Which leads to wish No. (4). Eli Broad, where are you? Or the moguls at Paramount Pictures or Searchlight? You could fund an L.A. Theater Chamber of Commerce while sneezing and not even notice. Don't do it just because it's the Right Thing to Do. We understand that's the most unpersuasive and possibly offensive reason for you to do anything. Just visit Upright Citizens Brigade on a Saturday night, if you can get in past all the teens. Or visit the Steve Allen Theater. Or REDCAT. That's where you'll see a kind of theater that bounces off the walls. And most of it born in L.A. You should get behind it, because its heat, and its cool, will rub off on you, and make you look as good as it makes you feel.
Next summer, we'll have a rare convergence of activities that could propel us into a national spotlight. For the first time in its 50-year history, Theatre Communications Group — the national theater-support organization and watchdog (it publishes American Theatre magazine) — will hold its annual conference in Los Angeles.
TCG executive director Teresa Eyring said that the organization chose L.A. for a number of reasons: "It represents a microcosm of how theater has evolved in this nation, from large resident companies such as the Center Theatre Group to small ensembles of every stripe. It is an extremely progressive theater community in terms of its consciousness of internationalism, arts learning, new work and new forms. And it has grown up next to the film and television industries, which at one time were believed to be a major threat to the very existence of theater. We are very excited about the energy and possibility presented by Los Angeles for our 2011 conference."
Meanwhile, with the plans for our own "Under the Radar" theater festival to coincide with the TCG conference, in conjunction with what will then be the second Hollywood Fringe festival, the eyes of the country will be on our theater in the summer of '11. Now's the time to determine what we want to make of that opportunity.

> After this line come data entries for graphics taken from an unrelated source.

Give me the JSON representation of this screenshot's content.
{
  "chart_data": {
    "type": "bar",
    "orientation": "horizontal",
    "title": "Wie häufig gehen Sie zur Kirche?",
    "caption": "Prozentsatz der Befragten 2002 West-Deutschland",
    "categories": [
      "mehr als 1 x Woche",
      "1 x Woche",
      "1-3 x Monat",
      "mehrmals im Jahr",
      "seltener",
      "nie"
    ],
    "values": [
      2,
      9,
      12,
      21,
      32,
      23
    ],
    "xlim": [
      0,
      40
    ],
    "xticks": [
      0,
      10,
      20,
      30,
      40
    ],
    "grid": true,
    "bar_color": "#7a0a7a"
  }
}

There's little reason that in this city, inventiveness should be seen as running contrary to anybody's interests, or that we can't take the bountiful assets of our theater community, and, through investment and rigor and wit and some daring, transform them into a kind of theater that can pay back dividends to investors, while earning the theater here some respect.
What makes a good producer? The ability to see what's already growing in the backyard, to learn from it, to cultivate it, with the aim of harvests in years to come. That's not only good for the art, it's good business as well.